I believe this program will be a game changer for the commercial real estate market. If you don’t believe tax reform has an impact, just look back to the fourth quarter of 2012 before the capital gains rate was raised the following year. As a result, we saw more trades in that quarter than ever before. I would never advocate making a real estate investment on tax treatment alone, but this should be a major consideration to consider moving forward.
This program will also encourage investment in areas that greatly need it. According to a recent Bisnow Article, University of Southern California professor Gary Painter said Opportunity Zones create a chance to transform and uplift low-income neighborhoods.

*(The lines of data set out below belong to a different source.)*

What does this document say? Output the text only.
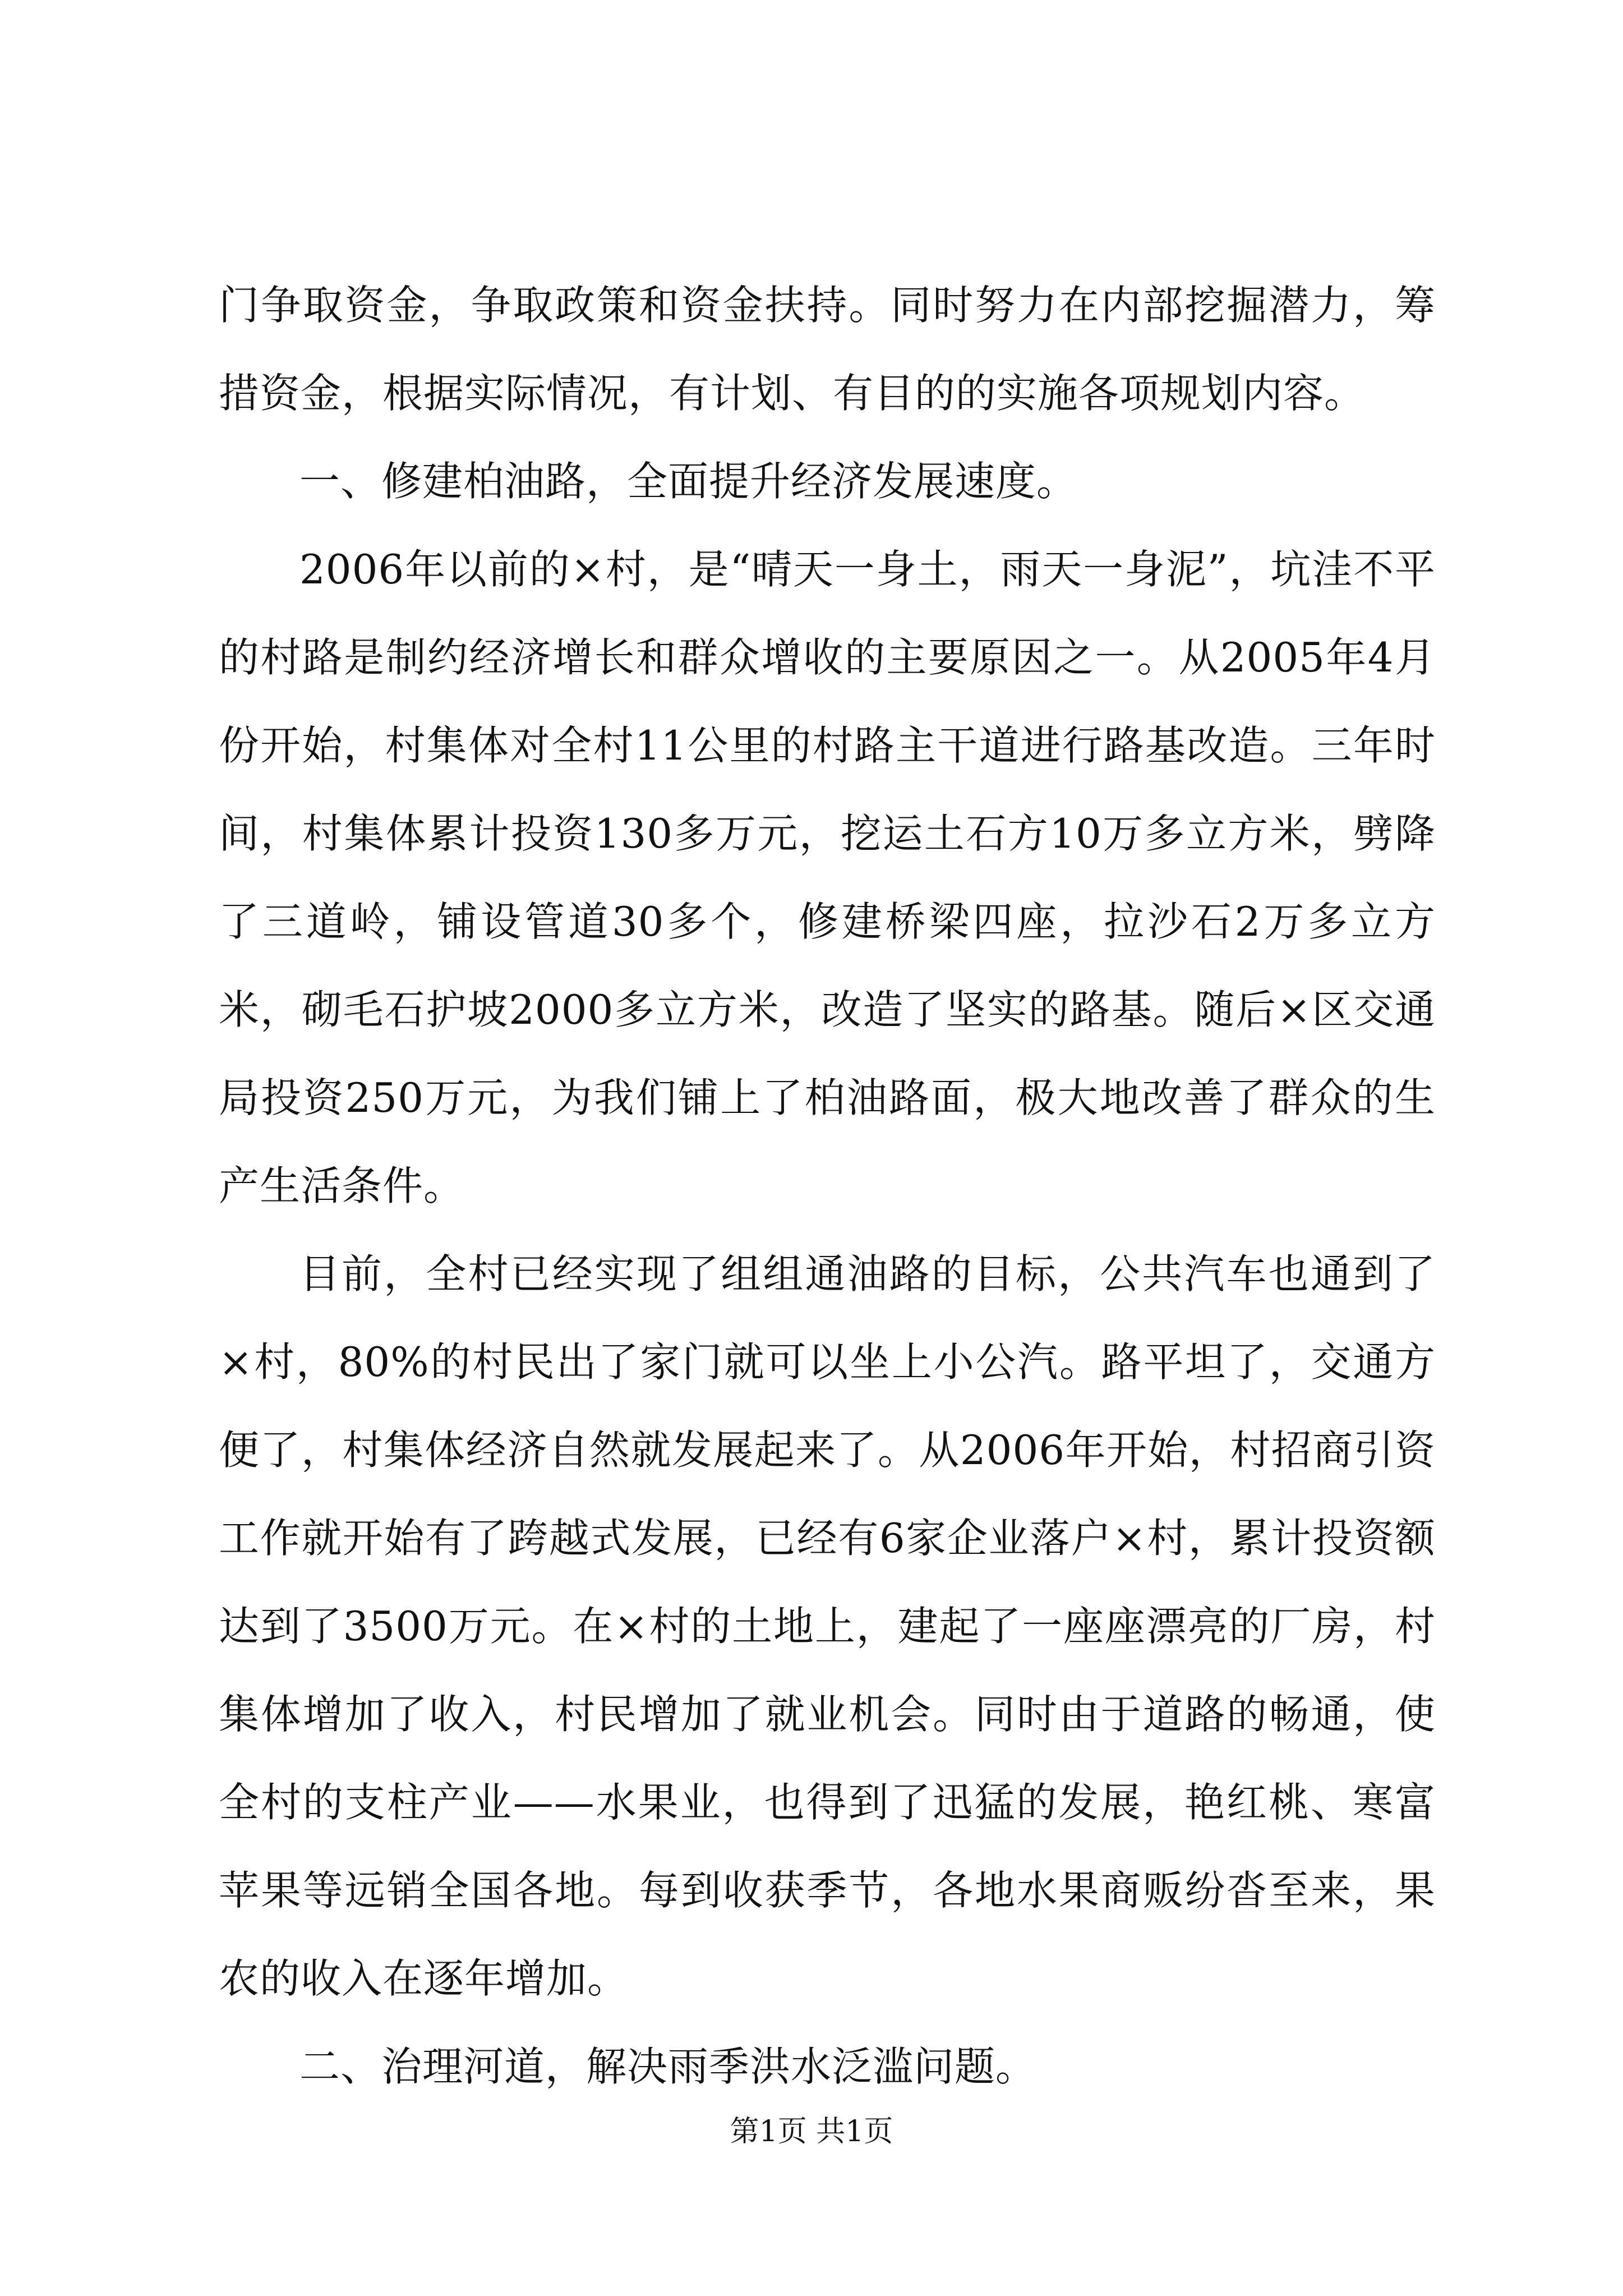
门争取资金，争取政策和资金扶持。同时努力在内部挖掘潜力，筹措资金，根据实际情况，有计划、有目的的实施各项规划内容。

一、修建柏油路，全面提升经济发展速度。

2006年以前的×村，是“晴天一身土，雨天一身泥”，坑洼不平的村路是制约经济增长和群众增收的主要原因之一。从2005年4月份开始，村集体对全村11公里的村路主干道进行路基改造。三年时间，村集体累计投资130多万元，挖运土石方10万多立方米，劈降了三道岭，铺设管道30多个，修建桥梁四座，拉沙石2万多立方米，砌毛石护坡2000多立方米，改造了坚实的路基。随后×区交通局投资250万元，为我们铺上了柏油路面，极大地改善了群众的生产生活条件。

目前，全村已经实现了组组通油路的目标，公共汽车也通到了×村，80%的村民出了家门就可以坐上小公汽。路平坦了，交通方便了，村集体经济自然就发展起来了。从2006年开始，村招商引资工作就开始有了跨越式发展，已经有6家企业落户×村，累计投资额达到了3500万元。在×村的土地上，建起了一座座漂亮的厂房，村集体增加了收入，村民增加了就业机会。同时由于道路的畅通，使全村的支柱产业——水果业，也得到了迅猛的发展，艳红桃、寒富苹果等远销全国各地。每到收获季节，各地水果商贩纷沓至来，果农的收入在逐年增加。

二、治理河道，解决雨季洪水泛滥问题。

第1页 共1页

In short, this is how it works: Before December 21st, 2019, a capital gain can be deferred into a Qualified Opportunity Fund (where 90 percent of its assets contact an OZ property) if reinvested within 180 days. The investment must be made in a designated area. These areas, according to Louis Tuchman from Herrick, will not change nor can an investor look to establish a new one. The investor then needs to spend the same amount of the purchase on improvements. If held for five years, 10 percent of the capital gain will be forgiven, with an additional five percent forgiven if held for seven years. It’s important to note that the reduced original capital gain’s tax must be paid by 2026 at the latest. If held for 10 years, upon sale, the additional profit above and beyond the original capital gain will be received tax free.
Example if invested before December 31, 2019:
Again, this is for illustrative purposes only and should be carefully reviewed with tax professional. Shahab Moreh from Mazars questions when the money will have to be invested out of the fund, hence the TBD above in the timeline. Please note that the above example would apply to an existing building in need of a substantial renovation. It appears land may still not be considered a viable investment if purchase directly due to the “First Use” provision, according to Tuchman.
Here are some remaining highlights to consider:
1) A magnet to non-real estate professionals – Previously deferring capital gains was reserved for like-kind real estate exchanges via the 1031. Now this makes investing much more attractive to non-real estate investors. Think of someone who just sold Apple stock, family offices, or a hedge funds.
2) When else can you take a profit tax free? – The answer is almost never except on a primary residence sale which is capped at $500,000 per couple. In the meantime, an investor could receive valuable cash flow.
3) Some of the areas may surprise you – Some neighborhoods which have both affordable and luxury housing as midtown West qualify and should be even more attractive if they can be purchased for rental conversion.
In conclusion, even with all the questions there are to answer, there is no doubt in my mind that this program will have a major impact on our market. Hang on for the ride, as this could really be the boost our market needs after New York City first half of 2018 sales were off two-thirds from the 2015 peak.